At that moment, I’ll move in. I’ll catch you off guard as you sit in the trance of your own stories. I’ll challenge your reality and give you your money’s worth.
It wasn’t always this way. When I was younger, I worked harder. I “swam upstream” against my clients. Because I thought it was better to challenge everything. I thought that was my job description.
But these days, I know better. I don’t have to tip your boat over to immerse you in the waters of understanding — I can get in the boat and ride with you. I can view the sights the way you view the sights.
And believe me, it’s so much better this way.
Because this is your journey, I need to be a witness and a bystander to earn your trust. To make you feel comfortable enough to let me come near to the demons that live inside you. Without you as my guide, I am virtually powerless to do much about any of it. And if I push, you will not only wrestle with your soul, but me as well.

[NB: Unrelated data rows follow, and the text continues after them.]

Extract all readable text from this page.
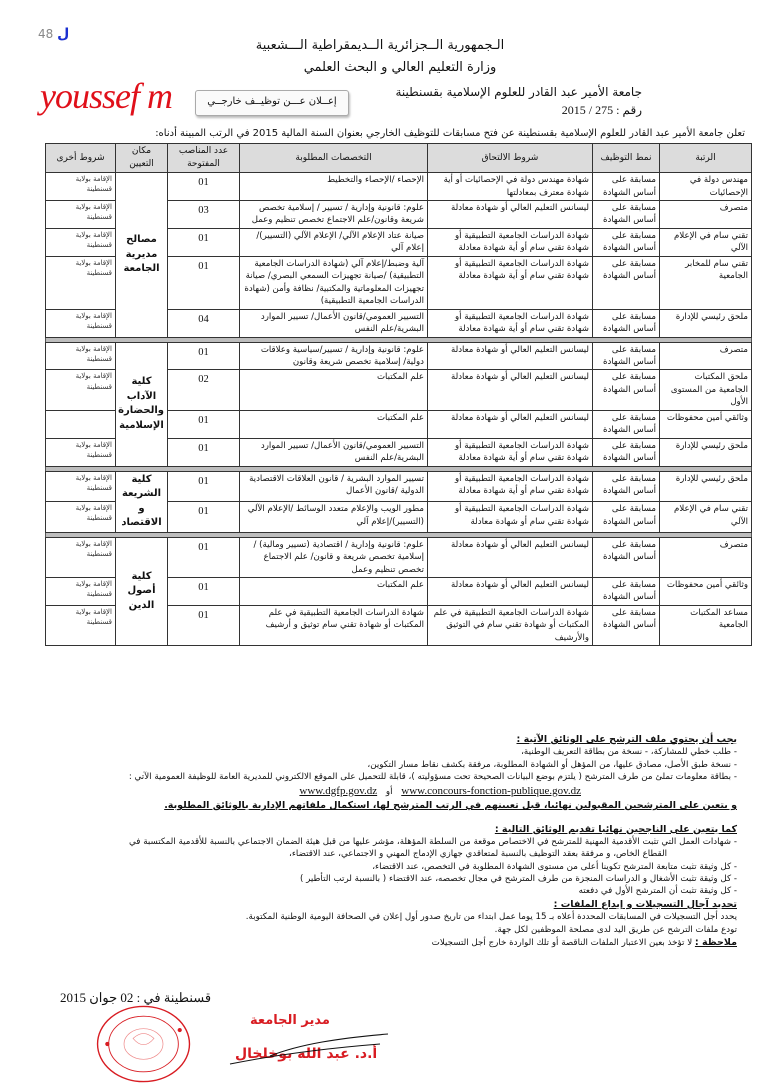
48 ل
الـجمهورية الــجزائرية الــديمقراطية الـــشعبية
وزارة التعليم العالي و البحث العلمي
جامعة الأمير عبد القادر للعلوم الإسلامية بقسنطينة
رقم : 275 / 2015
youssef m	إعــلان عـــن توظيــف خارجــي
تعلن جامعة الأمير عبد القادر للعلوم الإسلامية بقسنطينة عن فتح مسابقات للتوظيف الخارجي بعنوان السنة المالية 2015 في الرتب المبينة أدناه:
الرتبة	نمط التوظيف	شروط الالتحاق	التخصصات المطلوبة	عدد المناصب المفتوحة	مكان التعيين	شروط أخرى
مهندس دولة في الإحصائيات	مسابقة على أساس الشهادة	شهادة مهندس دولة في الإحصائيات أو أية شهادة معترف بمعادلتها	الإحصاء /الإحصاء والتخطيط	01	مصالح مديرية الجامعة	الإقامة بولاية قسنطينة
متصرف	مسابقة على أساس الشهادة	ليسانس التعليم العالي أو شهادة معادلة	علوم: قانونية وإدارية / تسيير / إسلامية تخصص شريعة وقانون/علم الاجتماع تخصص تنظيم وعمل	03		الإقامة بولاية قسنطينة
تقني سام في الإعلام الآلي	مسابقة على أساس الشهادة	شهادة الدراسات الجامعية التطبيقية أو شهادة تقني سام أو أية شهادة معادلة	صيانة عتاد الإعلام الآلي/ الإعلام الآلي (التسيير)/ إعلام آلي	01		الإقامة بولاية قسنطينة
تقني سام للمخابر الجامعية	مسابقة على أساس الشهادة	شهادة الدراسات الجامعية التطبيقية أو شهادة تقني سام أو أية شهادة معادلة	آلية وضبط/إعلام آلي (شهادة الدراسات الجامعية التطبيقية) /صيانة تجهيزات السمعي البصري/ صيانة تجهيزات المعلوماتية والمكتبية/ نظافة وأمن (شهادة الدراسات الجامعية التطبيقية)	01		الإقامة بولاية قسنطينة
ملحق رئيسي للإدارة	مسابقة على أساس الشهادة	شهادة الدراسات الجامعية التطبيقية أو شهادة تقني سام أو أية شهادة معادلة	التسيير العمومي/قانون الأعمال/ تسيير الموارد البشرية/علم النفس	04		الإقامة بولاية قسنطينة

متصرف	مسابقة على أساس الشهادة	ليسانس التعليم العالي أو شهادة معادلة	علوم: قانونية وإدارية / تسيير/سياسية وعلاقات دولية/ إسلامية تخصص شريعة وقانون	01	كلية الآداب والحضارة الإسلامية	الإقامة بولاية قسنطينة
ملحق المكتبات الجامعية من المستوى الأول	مسابقة على أساس الشهادة	ليسانس التعليم العالي أو شهادة معادلة	علم المكتبات	02		الإقامة بولاية قسنطينة
وثائقي أمين محفوظات	مسابقة على أساس الشهادة	ليسانس التعليم العالي أو شهادة معادلة	علم المكتبات	01		
ملحق رئيسي للإدارة	مسابقة على أساس الشهادة	شهادة الدراسات الجامعية التطبيقية أو شهادة تقني سام أو أية شهادة معادلة	التسيير العمومي/قانون الأعمال/ تسيير الموارد البشرية/علم النفس	01		الإقامة بولاية قسنطينة

ملحق رئيسي للإدارة	مسابقة على أساس الشهادة	شهادة الدراسات الجامعية التطبيقية أو شهادة تقني سام أو أية شهادة معادلة	تسيير الموارد البشرية / قانون العلاقات الاقتصادية الدولية /قانون الأعمال	01	كلية الشريعة و الاقتصاد	الإقامة بولاية قسنطينة
تقني سام في الإعلام الآلي	مسابقة على أساس الشهادة	شهادة الدراسات الجامعية التطبيقية أو شهادة تقني سام أو شهادة معادلة	مطور الويب والإعلام متعدد الوسائط /الإعلام الآلي (التسيير)/إعلام آلي	01		الإقامة بولاية قسنطينة

متصرف	مسابقة على أساس الشهادة	ليسانس التعليم العالي أو شهادة معادلة	علوم: قانونية وإدارية / اقتصادية (تسيير ومالية) / إسلامية تخصص شريعة و قانون/ علم الاجتماع تخصص تنظيم وعمل	01	كلية أصول الدين	الإقامة بولاية قسنطينة
وثائقي أمين محفوظات	مسابقة على أساس الشهادة	ليسانس التعليم العالي أو شهادة معادلة	علم المكتبات	01		الإقامة بولاية قسنطينة
مساعد المكتبات الجامعية	مسابقة على أساس الشهادة	شهادة الدراسات الجامعية التطبيقية في علم المكتبات أو شهادة تقني سام في التوثيق والأرشيف	شهادة الدراسات الجامعية التطبيقية في علم المكتبات أو شهادة تقني سام توثيق و أرشيف	01		الإقامة بولاية قسنطينة
يجب أن يحتوي ملف الترشح على الوثائق الآتية :
- طلب خطي للمشاركة، - نسخة من بطاقة التعريف الوطنية،
- نسخة طبق الأصل، مصادق عليها، من المؤهل أو الشهادة المطلوبة، مرفقة بكشف نقاط مسار التكوين،
- بطاقة معلومات تملئ من طرف المترشح ( يلتزم بوضع البيانات الصحيحة تحت مسؤوليته )، قابلة للتحميل على الموقع الالكتروني للمديرية العامة للوظيفة العمومية الآتي :
www.concours-fonction-publique.gov.dz أو www.dgfp.gov.dz
و يتعين على المترشحين المقبولين نهائيا، قبل تعيينهم في الرتب المترشح لها، استكمال ملفاتهم الإدارية بالوثائق المطلوبة.
كما يتعين على الناجحين نهائيا تقديم الوثائق التالية :
- شهادات العمل التي تثبت الأقدمية المهنية للمترشح في الاختصاص موقعة من السلطة المؤهلة، مؤشر عليها من قبل هيئة الضمان الاجتماعي بالنسبة للأقدمية المكتسبة في
القطاع الخاص، و مرفقة بعقد التوظيف بالنسبة لمتعاقدي جهازي الإدماج المهني و الاجتماعي، عند الاقتضاء،
- كل وثيقة تثبت متابعة المترشح تكوينا أعلى من مستوى الشهادة المطلوبة في التخصص، عند الاقتضاء،
- كل وثيقة تثبت الأشغال و الدراسات المنجزة من طرف المترشح في مجال تخصصه، عند الاقتضاء ( بالنسبة لرتب التأطير )
- كل وثيقة تثبت أن المترشح الأول في دفعته
تحديد آجال التسجيلات و إيداع الملفات :
يحدد أجل التسجيلات في المسابقات المحددة أعلاه بـ 15 يوما عمل ابتداء من تاريخ صدور أول إعلان في الصحافة اليومية الوطنية المكتوبة.
تودع ملفات الترشح عن طريق اليد لدى مصلحة الموظفين لكل جهة.
ملاحظة : لا تؤخذ بعين الاعتبار الملفات الناقصة أو تلك الواردة خارج أجل التسجيلات
قسنطينة في : 02 جوان 2015
مدير الجامعة
أ.د. عبد الله بوخلخال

But I’m not completely powerless. I am hired to help; I know the terrain a little better. I know where danger lurks, what kinds of snakes are dangerous, and where the ground is crumbly. I can hold the flashlight, carry the water, and keep the critters away at night.
It is lonely when no one has sung us lullabies. Or cheered for us. Or allowed us to explore the world. It’s a lonely path to walk.
My job is to believe in your possibilities and hold faith deep in my heart. To sing those lullabies, cheer you on, and challenge you when you want to quit.
This is a truth I’ve had to learn over time. And the fastest way to get to that point is to settle myself in, avoid trying to crack the shell of your defenses, and let you wear yourself out.
Only then will you be ready to begin with me.